Madagascar : Mamy Ravatomanga blanchi d'accusation de fraude fiscale

Quatre arrêts de la Cour d’appel de Paris viennent éclairer d’un jour nouveau les démêlés judiciaires de l’homme d’affaires malgache Mamy Ravatomanga et battent en brèche l’accusation de fraude fiscale concernant des biens immobiliers en région parisienne.

 © Robin Benzrihem © Robin Benzrihem
Il s’agit d’un tournant majeur dans la campagne de dénigrement dont Maminiaina Ravatomanga a fait l’objet ces dernières années, à Madagascar comme dans le reste de l’Afrique. Et pour cause : le 28 juin dernier, la Cour d’appel de Paris a balayé les charges pesant contre lui dans le volet immobilier des « affaires » qui lui ont valu de faire l’objet de diverses procédures. Une décision de justice assez rare pour être soulignée.

Tout était parti d’une dénonciation dans les médias malgaches, qui avait déclenché une enquête préliminaire sur le chef d’accusation de trafic de bois de rose, de corruption et de fraude fiscale. Sur ce dernier aspect, le dossier était remonté au Parquet national financier en février 2016, qui avait alors ouvert une enquête préliminaire pour blanchiment en bande organisée et fraude fiscale. Visés : trois biens immobiliers acquis à Levallois-Perret, en banlieue parisienne, en 2011, pour un montant de plus de 4,5 millions d’euros.

Décision définitive

L’homme d’affaires malgache et son épouse ont d’abord été entendus en décembre 2017 à Madagascar par les enquêteurs du Bureau indépendant anti-corruption (Bianco), en présence des enquêteurs français. Le 15 juin 2018, le juge des libertés et de la détention a émis des ordonnances autorisant les saisies pénales immobilières concernant des biens appartenant à des SCI propriétés de Mamy Ravatomanga et de son épouse dans le cadre de l’enquête préliminaire ouverte par le Parquet national financier. Le couple est alors soupçonné de s’être abstenu de toute déclaration d’impôt sur la fortune, alors que les non-résidents étrangers y sont assujettis dès lors que leur patrimoine dépasse 1,3 million d’euros.
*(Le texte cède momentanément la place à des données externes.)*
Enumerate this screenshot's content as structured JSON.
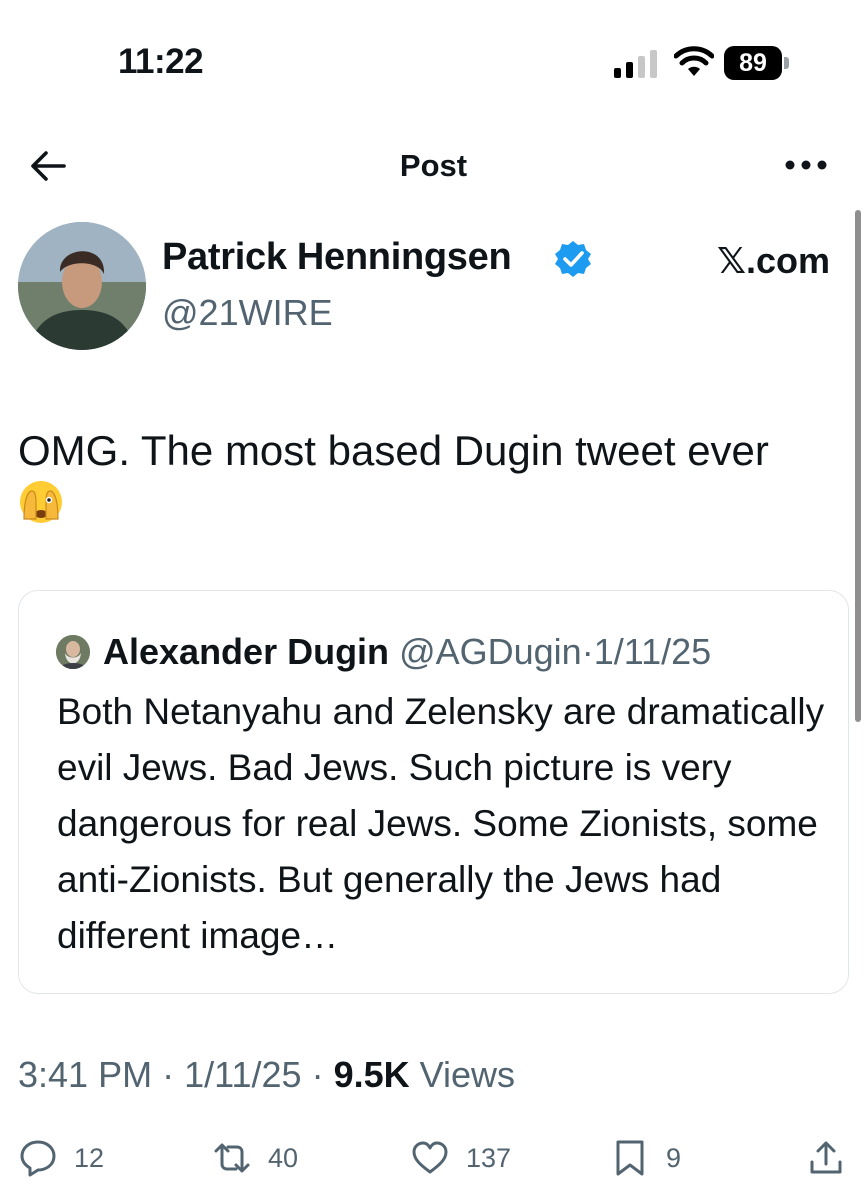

Le 28 juin dernier, à travers quatre arrêts, la Cour d’appel de Paris a infirmé lesdites ordonnances autorisant les saisies pénales immobilières, en adoptant une motivation « sur le fond ». Autrement dit, aucune infraction relevant de la fraude fiscale n’est susceptible d’être imputée aux entreprises contrôlées par les intéressés. Le délai de pourvoi ayant expiré, cette décision est désormais définitive.

Récupération politique

N’en déplaise à ses détracteurs - opposants du Président d’Andry Rajoelina dont il est proche ou simples jaloux de la réussite de celui qui dirige le groupe Sodiat, une holding comprenant une douzaine d sociétés actives dans des domaines aussi variés que le transport, la santé et la presse -, cette décision a une portée symbolique forte. Alors que cette procédure avait régulièrement été instrumentalisée dans la presse malgache et africaine et le nom de cet homme d’affaires, régulièrement attaqué, au final, les époux Ravatomanga n’ont violé aucune norme fiscale ou comptable. De quoi changer de regard sur la suite de la procédure.